Yes in a single day I can do a lot of deliveries to different users.
Colin meant that any single delivery is designed to be addressed to multiple users, and I doubt that this is what you want.
In date 2011-01-01 I can deliver bag type "plastic" to user1,user2 and user3 or in the same date I can deliver bag type "plastic", "wet" and "dry" to user1, user2 and user3, or I can do the same types of deliveries only to one user.
So is a delivery something like a truck load of bags, with some bags going to one user and other bags going to other users, all from the same delivery? If that is the case in which table are you proposing to save which bag(s) go to which user?
We are confusing and it 's my fault because of my poor English.
That is understandable when you are not using your own language. However it does mean that you must read every reply very carefully in order to try to understand what is being said.
Back to the top. I have a lot of users and I have three bag types: "plastic", "wet" and "dry". At date 2011-01-01 a user comes to me and I must deliver to him some bags of type "plastic", I give bags to him I must annotate the date of deliver and what type of bags I gave.

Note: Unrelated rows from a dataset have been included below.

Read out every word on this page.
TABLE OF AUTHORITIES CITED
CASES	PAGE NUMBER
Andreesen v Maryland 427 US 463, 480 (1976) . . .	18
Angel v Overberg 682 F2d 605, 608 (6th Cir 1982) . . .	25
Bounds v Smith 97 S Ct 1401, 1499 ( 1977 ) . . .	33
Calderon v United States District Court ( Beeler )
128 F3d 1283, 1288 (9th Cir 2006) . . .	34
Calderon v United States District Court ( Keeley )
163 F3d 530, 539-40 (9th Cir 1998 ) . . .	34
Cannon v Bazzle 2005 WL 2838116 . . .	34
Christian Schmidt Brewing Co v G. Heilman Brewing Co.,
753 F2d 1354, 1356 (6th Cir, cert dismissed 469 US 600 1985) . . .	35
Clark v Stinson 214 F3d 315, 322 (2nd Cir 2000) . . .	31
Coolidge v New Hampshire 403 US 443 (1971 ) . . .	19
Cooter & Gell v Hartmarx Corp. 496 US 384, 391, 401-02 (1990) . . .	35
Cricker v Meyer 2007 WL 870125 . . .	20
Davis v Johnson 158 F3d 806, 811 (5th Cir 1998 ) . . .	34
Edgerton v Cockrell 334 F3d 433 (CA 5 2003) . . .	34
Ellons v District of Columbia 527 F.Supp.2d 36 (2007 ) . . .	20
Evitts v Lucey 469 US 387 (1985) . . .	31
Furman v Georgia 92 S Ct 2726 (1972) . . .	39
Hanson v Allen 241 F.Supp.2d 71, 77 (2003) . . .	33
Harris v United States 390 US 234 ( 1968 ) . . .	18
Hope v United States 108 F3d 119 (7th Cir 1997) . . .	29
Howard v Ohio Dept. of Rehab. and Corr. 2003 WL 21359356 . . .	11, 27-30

So do you count that as one delivery, one user, three bags?
Not matter the number of bags. At the same date another user comes to me and I must give to him some bags of type "plastic" and "wet", I give the bags I must annotate the date of deliver and what type of bags I gave.
Another delivery, different user, and so on?
Then comes another user and I must give bags of type "dry", then comes another user and I must give bags of all three types. At date 2011-01-02 it can be the same story, and so on. At the end I must know for every user how much deliveries, the dates of every single delivery and for every single delivery what type of bags I gave to him.
One more point of confusion I think. When you talk about your bags table is that a record for each bag that will exist or is it just a table of bag *types*, in which case make the class BagType and table bag_types
Colin
I thought for some days and I think this is the best solution.